One inclination all five members share: a desire and willingness to produce in-the-moment, fully alive music, free of the hyper-polishing and retouching that can blunt a recording's humanity. The band tracked "A Tear in the Eye" with "Hunters' Moon" producer Tucker Martine (The Decemberists, Death Cab for Cutie), start to finish, over the course of 10 days, eschewing hemming and hawing for energy and experimentation.
"We just moved quick," Funk says, "and it's really refreshing about this band, to let the real personalities come through and not worry about Auto-Tuning and hyper-punching notes, and, 'Is that completely in tune?' It's rough. It sounds like who we are as real musicians."
As musicians, the members of Black Prairie have been keeping plenty busy beyond working on A Tear in the Eye and with their other bands, too. In early 2012, the band paired with the Oregon Children's Theatre, composing music for the play "The Storm in the Barn." For 2012's Record Store Day in April, they issued a limited-edition 7-inch record featuring collaborations with The Shins' James Mercer and Sallie Ford of Sallie Ford and The Sound Outside.
The latter project launched Black Prairie's ongoing "Singers" EP series, which will feature songwriting team-ups with an array of friendly voices, with new releases coming in natural bursts, as Black Prairie and their co-conspirators' schedules allow. (Releases with Martha Scanlan and Langhorne Slim are already in the works.)
Those free-flowing collaborations just extend the approach the members take with Black Prairie.
"One of the things I appreciate so much about this group is how much it's truly collaborative," Query says. "It's really easy, because everybody trusts each other and is excited about each others' skills and unique superpowers. It's always really exciting -- you never know what's going to happen."
Jon Mooallem is a contributing writer to the New York Times Magazine and a writer-at-large for Pop-Up Magazine, the "live magazine" in San Francisco. He's also contributed to This American Life, Radiolab, Wired, The New Yorker and many other magazines and radio shows.

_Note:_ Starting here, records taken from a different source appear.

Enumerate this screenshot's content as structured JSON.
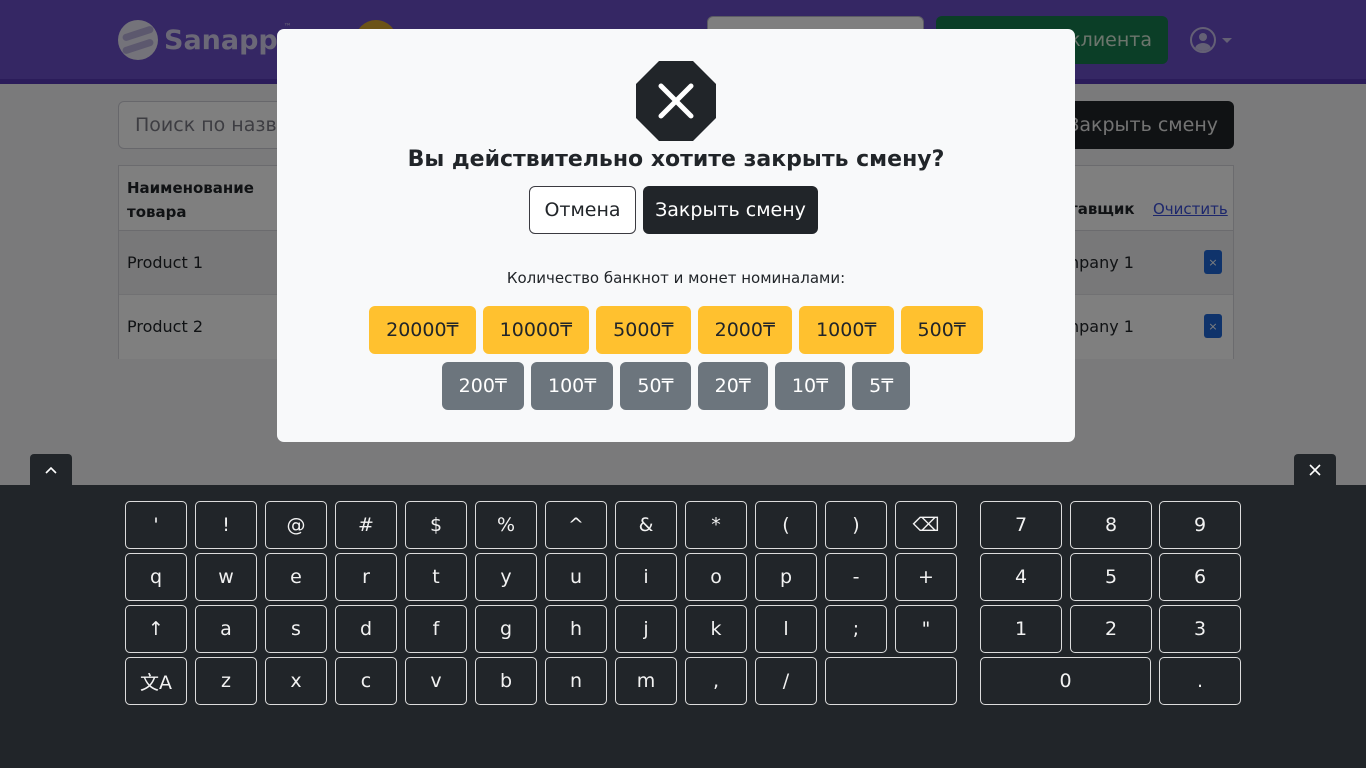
{
  "header": {
    "logo_text": "Sanapp",
    "logo_tm": "™",
    "new_client_label": "клиента"
  },
  "main": {
    "search_placeholder": "Поиск по назва",
    "close_shift_label": "Закрыть смену",
    "table": {
      "header_name": "Наименование товара",
      "header_supplier": "тавщик",
      "clear_label": "Очистить",
      "rows": [
        {
          "name": "Product 1",
          "company": "npany 1",
          "remove": "×"
        },
        {
          "name": "Product 2",
          "company": "npany 1",
          "remove": "×"
        }
      ]
    }
  },
  "modal": {
    "title": "Вы действительно хотите закрыть смену?",
    "cancel_label": "Отмена",
    "confirm_label": "Закрыть смену",
    "denominations_label": "Количество банкнот и монет номиналами:",
    "bills": [
      "20000₸",
      "10000₸",
      "5000₸",
      "2000₸",
      "1000₸",
      "500₸"
    ],
    "coins": [
      "200₸",
      "100₸",
      "50₸",
      "20₸",
      "10₸",
      "5₸"
    ]
  },
  "keyboard": {
    "rows": [
      [
        "'",
        "!",
        "@",
        "#",
        "$",
        "%",
        "^",
        "&",
        "*",
        "(",
        ")",
        "⌫"
      ],
      [
        "q",
        "w",
        "e",
        "r",
        "t",
        "y",
        "u",
        "i",
        "o",
        "p",
        "-",
        "+"
      ],
      [
        "↑",
        "a",
        "s",
        "d",
        "f",
        "g",
        "h",
        "j",
        "k",
        "l",
        ";",
        "\""
      ],
      [
        "文A",
        "z",
        "x",
        "c",
        "v",
        "b",
        "n",
        "m",
        ",",
        "/",
        " "
      ]
    ],
    "numpad": [
      [
        "7",
        "8",
        "9"
      ],
      [
        "4",
        "5",
        "6"
      ],
      [
        "1",
        "2",
        "3"
      ],
      [
        "0",
        "."
      ]
    ],
    "collapse_icon": "chevron-up-icon",
    "close_icon": "close-icon"
  }
}
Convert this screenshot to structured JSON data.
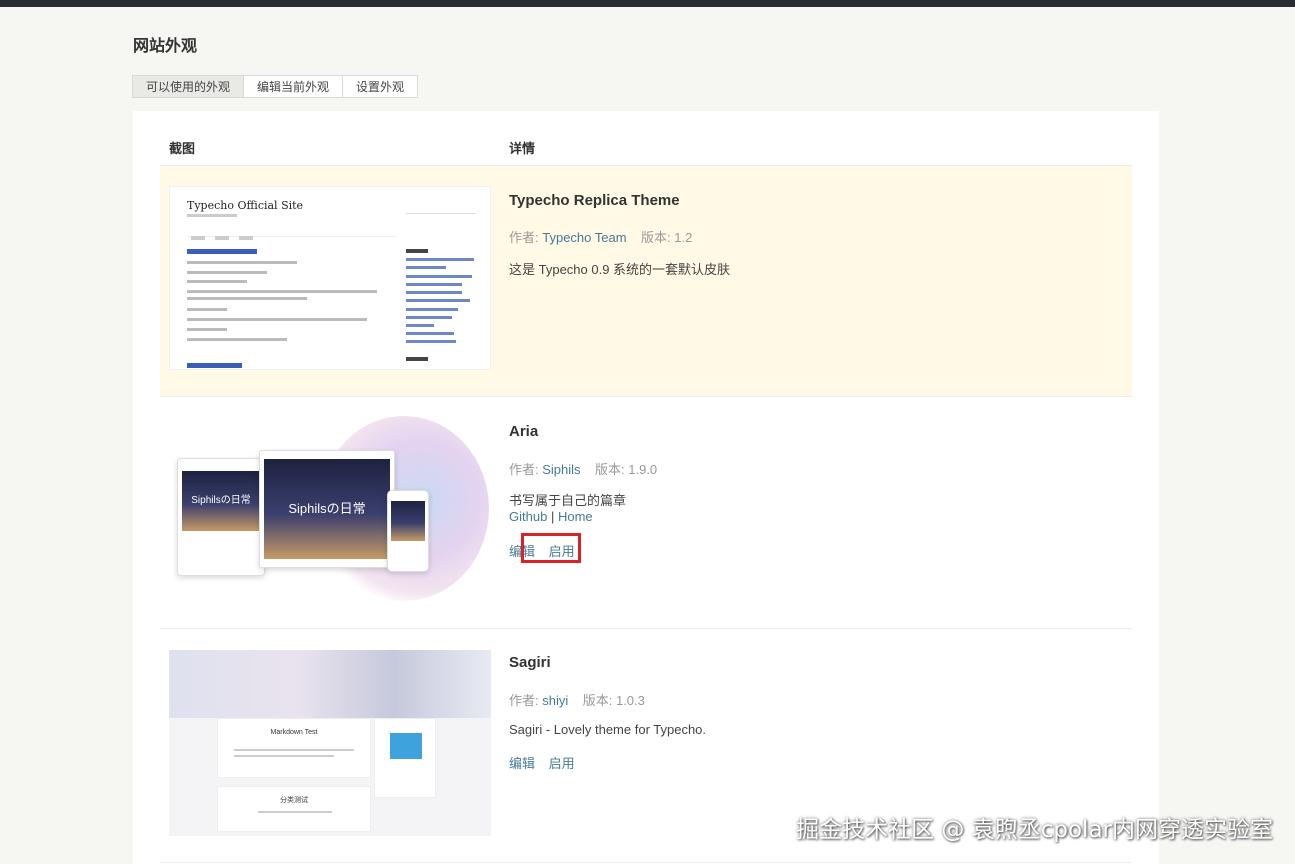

Mooallem's new, critically-acclaimed book is called Wild Ones: A Sometimes Dismaying, Weirdly Reassuring Story About Looking at People Looking at Animals in America. Wild Ones blends reportage from the frontlines of wildlife conservation with an eccentric cultural history of people and wild animals in America, discovering characters past and present whose passion for animals drove them to act in ways that are sometimes heroic, always idiosyncratic and occasionally absurd. (From Thomas Jefferson's attempt to defend America's honor abroad with a very large moose, to a 1960's-era hippie who lived with a dolphin in a "flooded house," trying to teach the dolphin to speak English.) The New York Times Book Review calls Wild Ones "ambitious and fascinating." Michael Pollan calls Mooallem's book "as funny as it is sad, beautifully observed and written, and wiser about the human condition than anything I've read in a long time."
Black Prairie has released a soundtrack to Mooallem's book, an extended EP titledWild Ones: A Musical Score for the Things That You Might See in Your Head When You Reflect on Certain Characters and Incidents That You Read About in the Book. Before Black Prairie's own set, Mooallem and the band will perform a special, 25-minute collaborative composition, with Mooallem telling a series of stories from Wild Ones and Black Prairie live-orchestrating his narration on stage.